‘I’ve been mourning my old life’

Event planner and founder of The Professional Retreat reflects on how being furloughed and in lockdown has changed her world view.

Catherine Rainey is founder of The Professional Retreat.

Having worked since 13, always wanting to earn my own money from a young age, I have devoted much of my life to my career. It's included relocating to eight locations around the UK and worldwide for a role or contract, with stints in Brazil, Australia and Abu Dhabi.

I’ve made myself available any time of day and even put off other commitments outside of work to be available, should I be needed. This was always my choice. 

It resulted in a fast-paced existence. One where I would have to consciously schedule quarterly/biannual reunions with my family around the UK, monthly catch-ups with friends, weekends away and time with my partner. 

Then BOOM. The C-word brought our world to a standstill. Working for a travel management company I witnessed the coronavirus crisis unfolding first-hand – borders closing, hotels closing their doors, airlines cancelling their flights, visas being cancelled, customers being stranded. 

When it began we were in full crisis management mode – working all day, every day, weekends, evenings and with everything against us. As a team we pulled together and undertook roles outside of our remit to help with the thousands of cancellations that were hitting the inbox. 

Then came the F-word. I don’t think I had even heard the word ‘furlough’ before – a mandatory career break that you may not have wanted or needed. (Or maybe you did?)

At first I embraced the rest after a traumatic few weeks – but I soon realised I was slipping into a hazy existence.

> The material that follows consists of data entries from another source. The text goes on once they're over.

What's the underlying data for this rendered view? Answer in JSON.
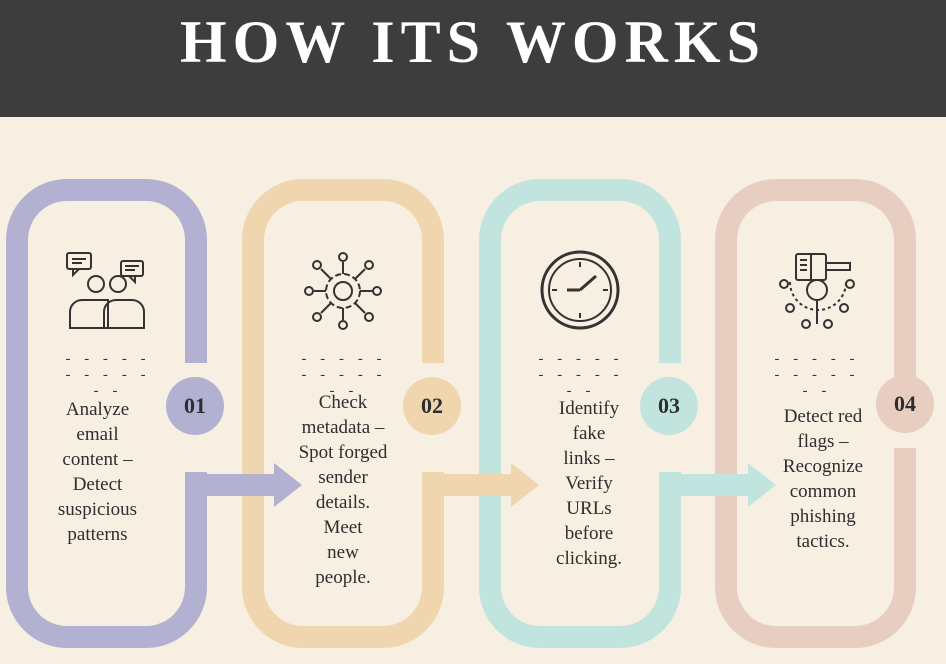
{
  "header": {
    "title": "HOW ITS WORKS"
  },
  "colors": {
    "header_bg": "#3d3d3d",
    "page_bg": "#f7efe1",
    "step1": "#b3b1d2",
    "step2": "#f0d6af",
    "step3": "#c2e4de",
    "step4": "#e8cdc1"
  },
  "steps": [
    {
      "number": "01",
      "divider": "- - - - - - - - - - - -",
      "icon": "discussion-people-icon",
      "text": "Analyze\nemail\ncontent –\nDetect\nsuspicious\npatterns"
    },
    {
      "number": "02",
      "divider": "- - - - - - - - - - - -",
      "icon": "gear-network-icon",
      "text": "Check\nmetadata –\nSpot forged\nsender\ndetails.\nMeet\nnew\npeople."
    },
    {
      "number": "03",
      "divider": "- - - - - - - - - - - -",
      "icon": "clock-icon",
      "text": "Identify\nfake\nlinks –\nVerify\nURLs\nbefore\nclicking."
    },
    {
      "number": "04",
      "divider": "- - - - - - - - - - - -",
      "icon": "research-mind-icon",
      "text": "Detect red\nflags –\nRecognize\ncommon\nphishing\ntactics."
    }
  ]
}
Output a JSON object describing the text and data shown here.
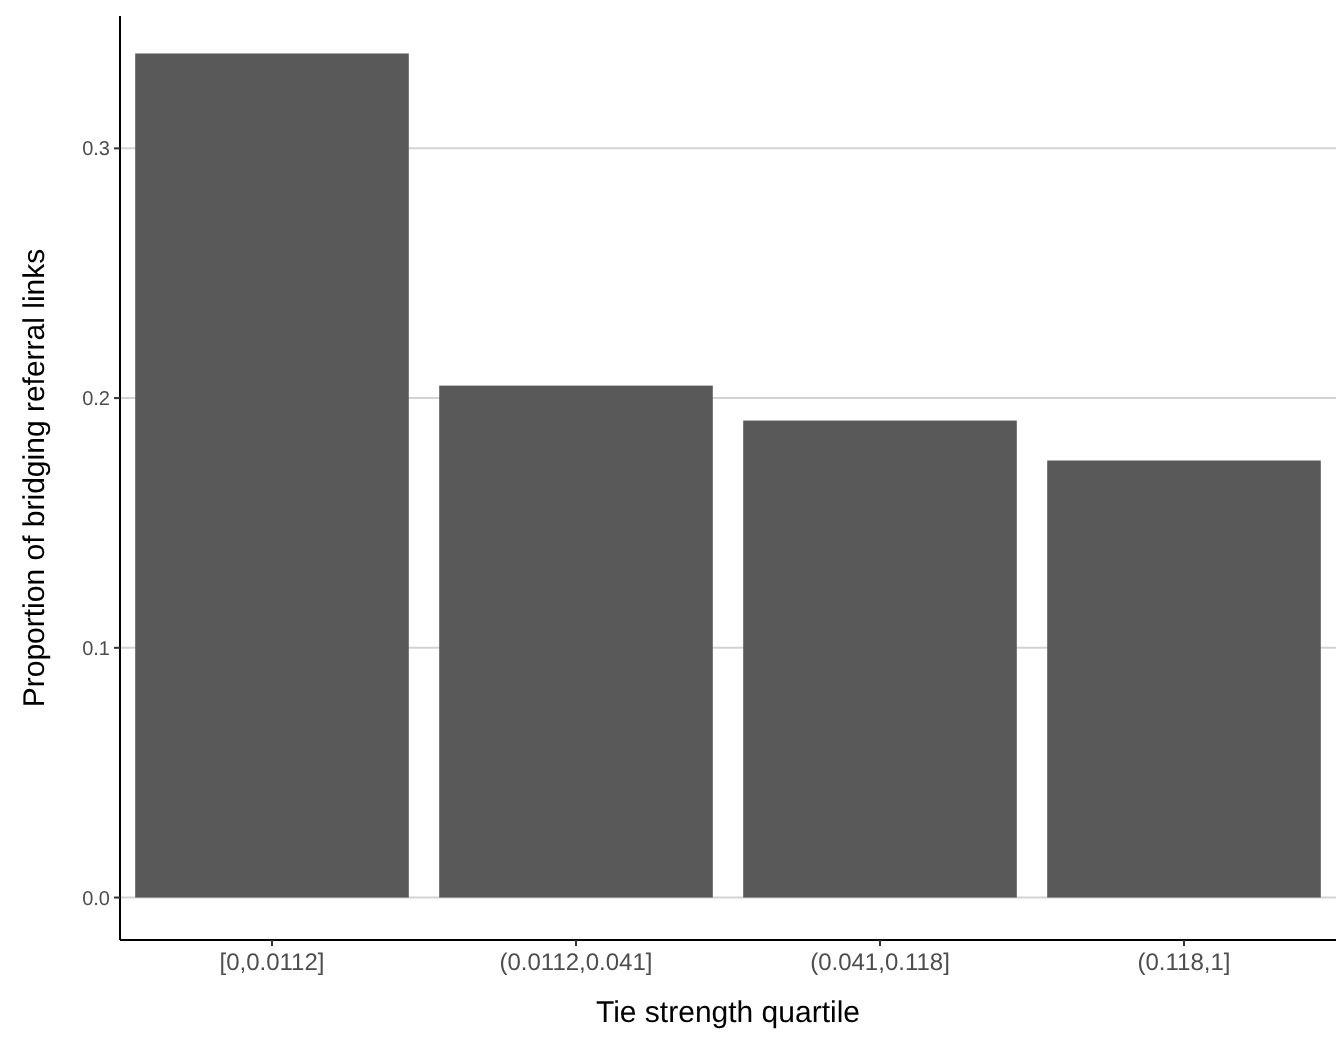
{
  "chart_data": {
    "type": "bar",
    "xlabel": "Tie strength quartile",
    "ylabel": "Proportion of bridging referral links",
    "categories": [
      "[0,0.0112]",
      "(0.0112,0.041]",
      "(0.041,0.118]",
      "(0.118,1]"
    ],
    "values": [
      0.338,
      0.205,
      0.191,
      0.175
    ],
    "color": "#595959",
    "ylim": [
      -0.017,
      0.353
    ],
    "yticks": [
      {
        "value": 0,
        "label": "0.0"
      },
      0.1,
      0.2,
      0.3
    ],
    "grid": "y"
  }
}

No routine, no deadlines, no to-do lists, no structure – I lost all sense of me, my why and what exactly was even happening. 

The days rolled into one and before I knew it almost a month had passed without really doing anything constructive, proactive or stimulating. I stopped watching TV, the news, social media and was reluctant to join the million zoom invitations, catch-ups, quizzes and so on. I needed to keep myself to myself until my head had digested what on earth was going on here.  

Then – something clicked, and I emerged out of this haziness. I started to feel a bit more like myself again and started to pick the phone up, join virtual catch-ups, activities and take on some home projects. have been hosting online virtual retreats for professional women every Sunday morning helping others to figure out this situation too. 

Reflecting on the last eight weeks that I have now spent at home – I think I have figured out what I was going through. I’ve been mourning my old life. 

I have gone through an internal grief cycle of my past lifestyle, career, everything that I took for granted about my life and freedom. I have mourned the potential loss of my job, colleagues, network, the events and travel industry we love so much, my social life, my planned adventures this year, travel, weddings, birthdays. It had really knocked me for six. 

Coming out of the other end of it now, I am appreciating what this lesson has taught me. Quantity does not equal quality. Social anxieties, FOMO and hectic schedules are not good for you. Your salary, job title or size of your team does not necessarily mean that you are fulfilled, happy or successful. There is more to life than work. Ensure that you are looking after your personal life as much as you are nurturing your professional life. 

I see this time now as an enforced career break that I did not know I even needed. I have two new rescue dogs to focus on and rehabilitate. Helping them is helping me. I am cooking, enjoying my home, having quality conversations with friends and family as well as enjoying nature and all the simple pleasures. 

We have heard in recent days about the extension of the furlough scheme so I will wait to hear more on that from my employer. I am at peace with any outcome now – if I look after myself, I can be resilient to anything that comes my way during this time.

Fittingly, this week is Mental Health Awareness WeekI’ll take every day at a time and feel thankful that I have this time to re-evaluate what is important. I guess the question is – do we want to return to our 100mph lives? Or are we going to bounce back in a whole new way when this is over?